Off-Track


Fifty years of Phoenix racing through a fan's eyes

March 01, 2014, Pat DeCola, NASCAR.com

Phoenix International Raceway 50th Anniversary

Phoenix International Raceway celebrates its 50th anniversary in 2014

(All photos courtesy of Phoenix International Raceway.)

AVONDALE, Ariz. -- There are fans of racing -- and then there's Larry Ogburn.

As Phoenix International Raceway celebrates its 50th anniversary this year, the Kingman, Ariz., resident is as much a part of the history of the one-mile oval as the likes of desert heroes Alan Kulwicki and A.J. Foyt -- considering he's been here to see races in each of those fifty years.

"I've been coming here since I was 12 years old in 1964," Ogburn said. "I've come to this track for 50 straight years. It might not have always been NASCAR, it might not have been IndyCar, it might've been the road race cars, it might've been the go-karts were running out there. But if something was going on, I was there."

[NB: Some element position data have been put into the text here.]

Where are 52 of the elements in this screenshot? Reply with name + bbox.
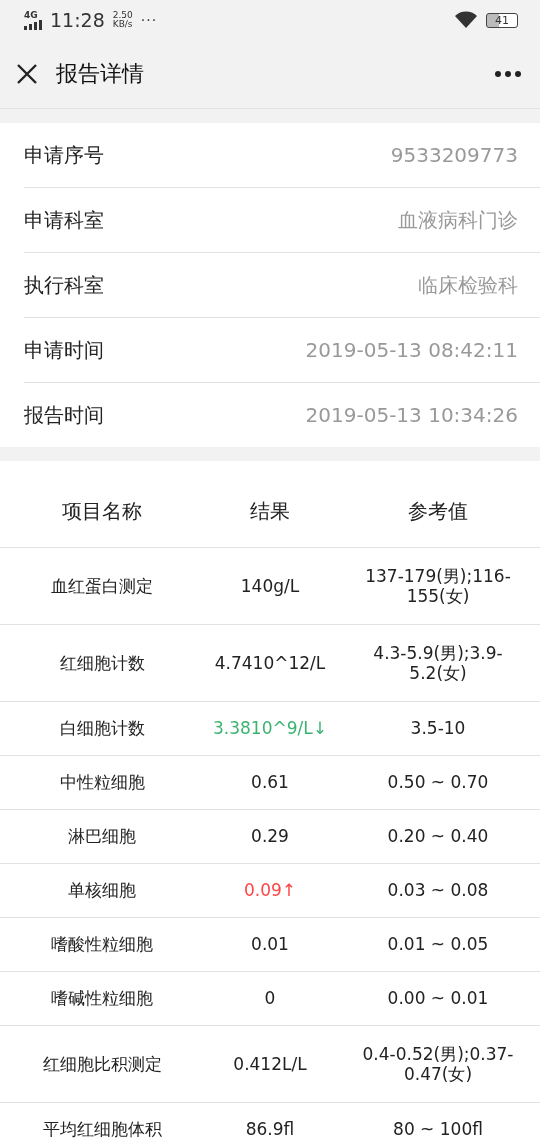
info-label: 执行科室 <box>24 271 104 299</box>
info-label: 申请科室 <box>24 206 104 234</box>
column-header: 结果 <box>249 498 291 525</box>
result-value: 0.09↑ <box>242 879 298 903</box>
item-name: 红细胞计数 <box>58 651 146 675</box>
item-name: 平均红细胞体积 <box>41 1118 163 1140</box>
clock-time: 11:28 <box>50 9 105 31</box>
reference-range: 0.4-0.52(男);0.37-0.47(女) <box>361 1042 515 1086</box>
item-name: 嗜酸性粒细胞 <box>50 933 154 957</box>
reference-range: 80 ~ 100fl <box>392 1118 484 1140</box>
battery-indicator: 41 <box>486 12 518 28</box>
item-name: 中性粒细胞 <box>58 771 146 795</box>
info-value: 2019-05-13 10:34:26 <box>305 403 518 427</box>
item-name: 嗜碱性粒细胞 <box>50 987 154 1011</box>
item-name: 淋巴细胞 <box>67 825 137 849</box>
info-label: 申请时间 <box>24 336 104 364</box>
network-indicator: 4G <box>24 10 42 30</box>
info-value: 临床检验科 <box>418 271 518 299</box>
column-header: 参考值 <box>407 498 469 525</box>
info-label: 报告时间 <box>24 401 104 429</box>
reference-range: 0.00 ~ 0.01 <box>386 987 490 1011</box>
info-label: 申请序号 <box>24 141 104 169</box>
speed-unit: KB/s <box>112 20 133 29</box>
item-name: 血红蛋白测定 <box>50 574 154 598</box>
reference-range: 0.01 ~ 0.05 <box>386 933 490 957</box>
reference-range: 137-179(男);116-155(女) <box>364 564 512 608</box>
more-icon[interactable] <box>494 70 522 78</box>
network-speed: 2.50 <box>112 11 133 20</box>
reference-range: 0.20 ~ 0.40 <box>386 825 490 849</box>
result-value: 86.9fl <box>244 1118 296 1140</box>
result-value: 0.61 <box>250 771 290 795</box>
result-value: 4.7410^12/L <box>213 651 327 675</box>
result-value: 3.3810^9/L↓ <box>212 717 328 741</box>
wifi-icon <box>454 11 478 29</box>
result-value: 0 <box>263 987 277 1011</box>
info-value: 9533209773 <box>390 143 518 167</box>
reference-range: 4.3-5.9(男);3.9-5.2(女) <box>372 641 504 685</box>
reference-range: 0.03 ~ 0.08 <box>386 879 490 903</box>
result-value: 0.01 <box>250 933 290 957</box>
item-name: 红细胞比积测定 <box>41 1052 163 1076</box>
result-value: 0.29 <box>250 825 290 849</box>
notification-more: ··· <box>140 12 158 28</box>
reference-range: 0.50 ~ 0.70 <box>386 771 490 795</box>
result-value: 0.412L/L <box>232 1052 308 1076</box>
page-title: 报告详情 <box>56 60 145 88</box>
info-value: 2019-05-13 08:42:11 <box>305 338 518 362</box>
info-value: 血液病科门诊 <box>398 206 518 234</box>
column-header: 项目名称 <box>61 498 143 525</box>
reference-range: 3.5-10 <box>409 717 467 741</box>
item-name: 单核细胞 <box>67 879 137 903</box>
item-name: 白细胞计数 <box>58 717 146 741</box>
result-value: 140g/L <box>239 574 301 598</box>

The parade lap before the inaugural race on March 22, 1964: A.J. Foyt, on the outside front row in the No. 1, led all 100 laps of the 1964 Phoenix 100 USAC Champ Car Series in front of 7,000 fans.

Ogburn, whose father was long ago affiliated with United States Auto Club racing, said he was 'born into racing in 1951' and spent most of his childhood attending numerous midget, sprint car and any other type of races he could find. Ogburn's first wife also happened to be the daughter of former Cup Series competitor and West Coast Stock Car Hall of Famer Jim Cook, whose 1956 Chevrolet used to be parked in his backyard.

Neil Bonnett led 99 of 156 laps, but it was Cale Yarborough who took home the trophy --  from a field that also included Bobby Allison -- in the first-ever NASCAR event held at the track, the 1977 Winston West Inaugural Phoenix 250.

When NASCAR rolled into Phoenix in 1977 in the form of what is now the K&N Pro Series West, it was eye-opening, but nothing could've prepared him for what happened in 1988, when the Cup Series came to town.

"When they first came to (Phoenix) I was like, 'Man, this is some good stuff,' " Ogburn said. "But then in 1988, when Alan Kulwicki went backwards, this place went nuts. Me included."

The late Alan Kulwicki was immortalized after he won the inaugural Cup Series race at Phoenix International Raceway, winning the 1988 Checker 500 and celebrating with the first 'Polish Victory Lap,' taking the checkered flag and running the one-mile oval clockwise.

He's referring, of course, to Kulwicki's "Polish Victory Lap," which the former Cup Rookie of the Year treated the Phoenix fans to for the first time when he won the Checker 500 and spun his victory lap clockwise.

Mike Skinner grabbed the win in the first-ever Truck Series race on Feb. 5, 1995 at Phoenix. He, Terry Labonte and Ron Hornaday Jr. combined to lead all of the race's 80 laps, with Skinner edging Labonte by a slim .09-second margin.

For a man that's seen just about every historic moment at the track, that surprisingly didn't rank as his favorite memory.

"I was a big Davey Allison fan and I don't know why, but when he won in 1991 and '92, that was some big stuff for me. But just all those guys, Darrell (Waltrip) and Dale (Earnhardt), this place is awesome. It's the world's fastest one-mile oval. Go stand next to that track, man, the wind's blowing. Somebody asked me the other day why I still enjoy it. I said, 'Just go walk out that door and you'll know.' It's just all good racing."

On April 23, 2005, Kurt Busch led a whopping 219 laps to wind up in Victory Lane in not only the first spring Cup race at Phoenix, but also the first night race for the series as well.

In terms of Sunday's Sprint Cup Series race, the heavy favorites at Phoenix are almost always Jimmie Johnson and Kevin Harvick, but who are the dark horses? Nobody knows better than Ogburn.

"Carl Edwards is good here. I love Tony Stewart here. I like his experience here through the years, he knows this joint well. Kurt Busch, too. Do I have a favorite? I kind of like Jeff Gordon, but you know what? I like them all, man. When you're out here it's because you're good. You ain't here because you're not."